Meine Liebste hatte mir heute Morgen am Frühstückstisch eine Strafe angekündigt. Eine Strafe für meine gestrige Verfehlung, so sagte sie. Ich hätte die Gartenarbeit nur unzureichend ausgeführt, die Tomaten vergessen zu düngen. Ich gehe den gestrigen Morgen gedanklich durch. Im Bad stand sie unter der Dusche. Während ich mit dem Handtuch wartete, trug sie mir auf, den Rasen zu mähen, sobald ich mit meiner Arbeit für die Firma fertig wäre. Kein Wort sprach sie von Tomaten. Ich bin mir sicher. Sehr sicher, denn ich höre ihr immer genaustens zu. Schließlich ist es meine Aufgabe, sie glücklich zu machen.

Weil sie es so will.

Weil ich sie liebe.

Und weil ich es liebe, ihr zu Diensten zu sein. Ich bin ihr Ehesklave, und ich bin es gern. Durch und durch.

 

14:45 Uhr. Verdammt. Untätig rumgesessen habe ich in der letzten Viertelstunde.
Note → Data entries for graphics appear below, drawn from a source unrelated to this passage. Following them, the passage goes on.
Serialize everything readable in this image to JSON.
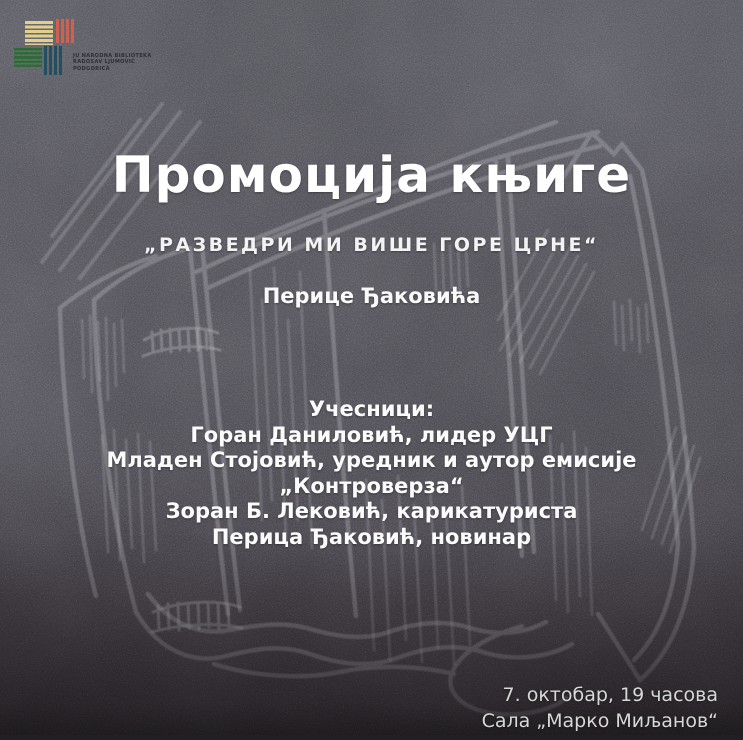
{
  "poster": {
    "logo": {
      "org_lines": [
        "JU NARODNA BIBLIOTEKA",
        "RADOSAV LJUMOVIĆ",
        "PODGORICA"
      ],
      "colors": {
        "yellow": "#e2cf8d",
        "red": "#d2604e",
        "green": "#2f6b38",
        "teal": "#215060"
      }
    },
    "title": "Промоција књиге",
    "book_title": "„РАЗВЕДРИ МИ ВИШЕ ГОРЕ ЦРНЕ“",
    "author": "Перице Ђаковића",
    "participants": {
      "heading": "Учесници:",
      "lines": [
        "Горан Даниловић, лидер УЦГ",
        "Младен Стојовић, уредник и аутор емисије",
        "„Контроверза“",
        "Зоран Б. Лековић, карикатуриста",
        "Перица Ђаковић, новинар"
      ]
    },
    "event": {
      "datetime": "7. октобар, 19 часова",
      "venue": "Сала „Марко Миљанов“"
    },
    "style": {
      "background_color": "#55545c",
      "text_color": "#ffffff",
      "chalk_color": "#c9c9cf",
      "illustration": "chalk drawing of standing books"
    }
  }
}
Mein Angebot, das ich eigentlich vervollständigen wollte, liegt immer noch offen auf meinem Monitor. Keinen Schritt bin ich weiter. Stattdessen blinken nur weitere neue Nachrichten in meinem Postfach. Ich kann mich nicht konzentrieren, mache mir um meinen Job im Moment gar keine Gedanken. Das ist selten, denn eine Arbeit im Homeoffice verlangt Disziplin. Ich arbeite seit drei Jahren von zu Hause aus, gestalte mir meine Arbeiten flexibel. Hauptsache ich schaffe meine Wochenziele und halte Videokonferenzen ein. Ich kann jetzt nicht arbeiten, lasse meine Gedanken schweifen.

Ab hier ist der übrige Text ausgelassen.